Prolog

1.5K 30 0
                                    

Gerhana bulan berlalu. Perlahan cahaya bulan kembali menerangi bumi. Hawa dingin tetap menyelimuti Gunung Tidar. Di puncak gunung tampak dua sosok manusia sedang berhadapan. Seorang di antaranya memakai baju serba putih. Ia adalah Mpu Sitra. Tubuhnya kurus kerempeng. Ia melawan Ken Praba. Pria yang setengah telanjang dada dengan celana dan rambut gondrong hampir menyentuh pinggang. Tubuh Ken Praba besar dan kekar.

Wajah mereka penuh memar dan luka. Sementara luka di tubuh mereka basah oleh kucuran keringat dan goresan darah. Bau anyir darah menyebar terbawa angin. Mata Ken Praba tajam mencekam menatap tubuh Mpu Sitra.

"Aku ulangi lagi, Mpu Sitra. Serahkan keris Nagatapa itu padaku. Kalau tidak, terpaksa aku harus merebutnya," bentak Ken Praba.

"Pusaka ini tidak cocok bagi orang sepertimu, Ken Praba. Kau haus akan kekuasaan dan sedang terbakar cemburu," sahut Mpu Sitra sambil memejamkan mata dan mengatur nafas.

"Cuih! Aku tak sudi mendengar ceramah darimu. Hari ini adalah hari sial untukmu. Celakalah dirimu yang akan mati di tanganku! Di umurmu yang sudah kepala empat pada hari Senin Pon sesuai dengan wuku milikmu. Terimalah takdirmu!"

Ken Praba langsung menerjang dengan sangat cepat. Mpu Sitra menghalau tendangan sambil melompat menjauh, berdiri di atas dahan pohon.

Mata Ken Praba tajam menatap lawan. Lalu terbang mengejar dan menyiapkan pukulan. Mpu Sitra juga sudah pasang kuda-kuda menyerang. Terjadilah pertarungan sengit di udara. Keduanya dengan kecepatan tinggi hingga hanya terlihat bayangan saja. Adu serang dan adu tangkis bergantian dilancarkan kedua pihak. Namun belum ada yang benar-benar berhasil mendaratkan pukulan tepat sasaran.

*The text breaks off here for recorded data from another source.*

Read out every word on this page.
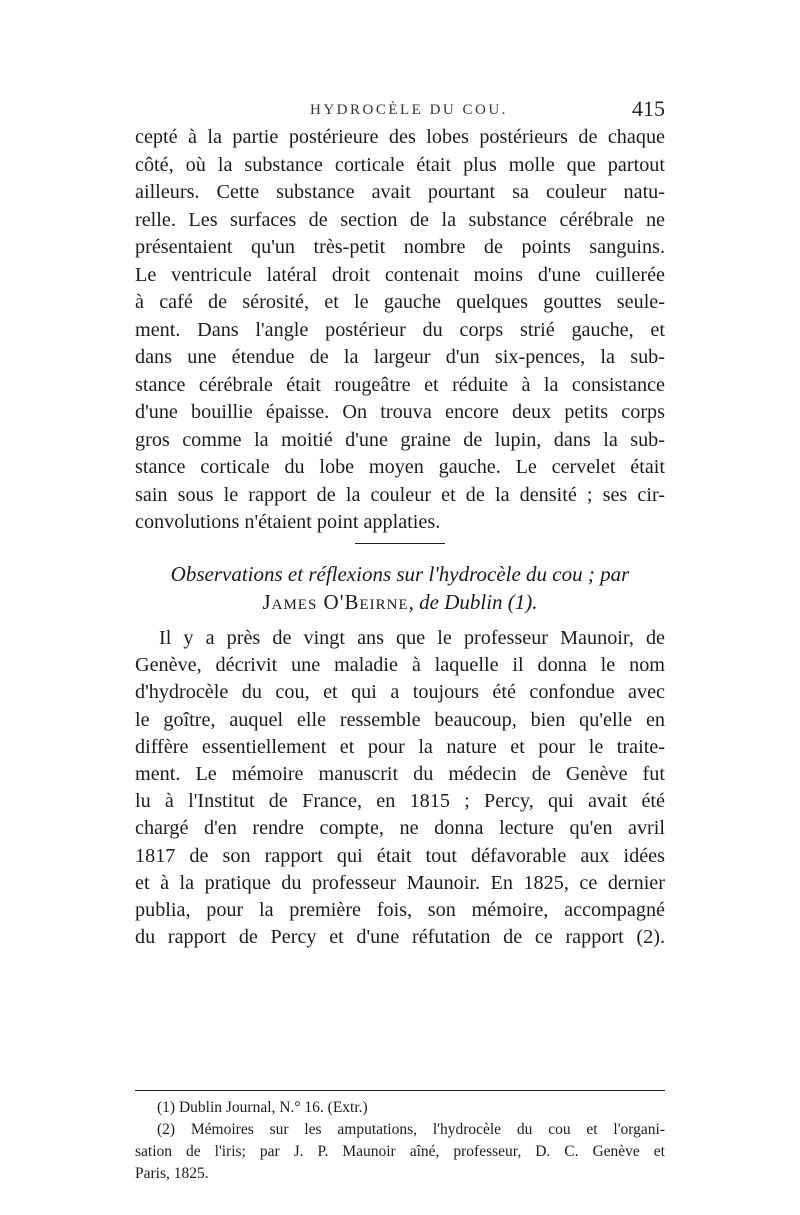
HYDROCÈLE DU COU.	415
cepté à la partie postérieure des lobes postérieurs de chaque
côté, où la substance corticale était plus molle que partout
ailleurs. Cette substance avait pourtant sa couleur natu-
relle. Les surfaces de section de la substance cérébrale ne
présentaient qu'un très-petit nombre de points sanguins.
Le ventricule latéral droit contenait moins d'une cuillerée
à café de sérosité, et le gauche quelques gouttes seule-
ment. Dans l'angle postérieur du corps strié gauche, et
dans une étendue de la largeur d'un six-pences, la sub-
stance cérébrale était rougeâtre et réduite à la consistance
d'une bouillie épaisse. On trouva encore deux petits corps
gros comme la moitié d'une graine de lupin, dans la sub-
stance corticale du lobe moyen gauche. Le cervelet était
sain sous le rapport de la couleur et de la densité ; ses cir-
convolutions n'étaient point applaties.
Observations et réflexions sur l'hydrocèle du cou ; par
James O'Beirne, de Dublin (1).
Il y a près de vingt ans que le professeur Maunoir, de
Genève, décrivit une maladie à laquelle il donna le nom
d'hydrocèle du cou, et qui a toujours été confondue avec
le goître, auquel elle ressemble beaucoup, bien qu'elle en
diffère essentiellement et pour la nature et pour le traite-
ment. Le mémoire manuscrit du médecin de Genève fut
lu à l'Institut de France, en 1815 ; Percy, qui avait été
chargé d'en rendre compte, ne donna lecture qu'en avril
1817 de son rapport qui était tout défavorable aux idées
et à la pratique du professeur Maunoir. En 1825, ce dernier
publia, pour la première fois, son mémoire, accompagné
du rapport de Percy et d'une réfutation de ce rapport (2).
(1) Dublin Journal, N.° 16. (Extr.)
(2) Mémoires sur les amputations, l'hydrocèle du cou et l'organi-
sation de l'iris; par J. P. Maunoir aîné, professeur, D. C. Genève et
Paris, 1825.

Kembali Mpu Sitra meloncat menjauh dan bersembunyi di balik pohon besar. Ia tampak kerepotan mengimbangi kecepatan Ken Praba yang penuh amarah.

"Baiklah. Kalau kau mengajak bermain petak umpet akan kulayani."

Ken Praba tampak menggerakkan kedua tangan di depan dada. Sekujur tubuh diliputi aura merah. Artinya, ajian yang akan ia keluarkan dengan cakra besar itu mengandung elemen tanah. Tangan kanan di angkat ke atas, menusuk langit. Lalu dihujamkan ke bawah, meninju tanah yang diinjak. Seketika tanah di puncak Gunung Tidar itu merekah, terpecah-belah berantakan. Pepohonan bertumbangan satu per satu, rata dengan tanah. Itulah ajian Rengkah Gunung. Jika dihujamkan langsung ke tubuh lawan, bisa hancur seketika. Jika lawann sakti maka akan gosong sekujur tubuh tanpa terkecuali.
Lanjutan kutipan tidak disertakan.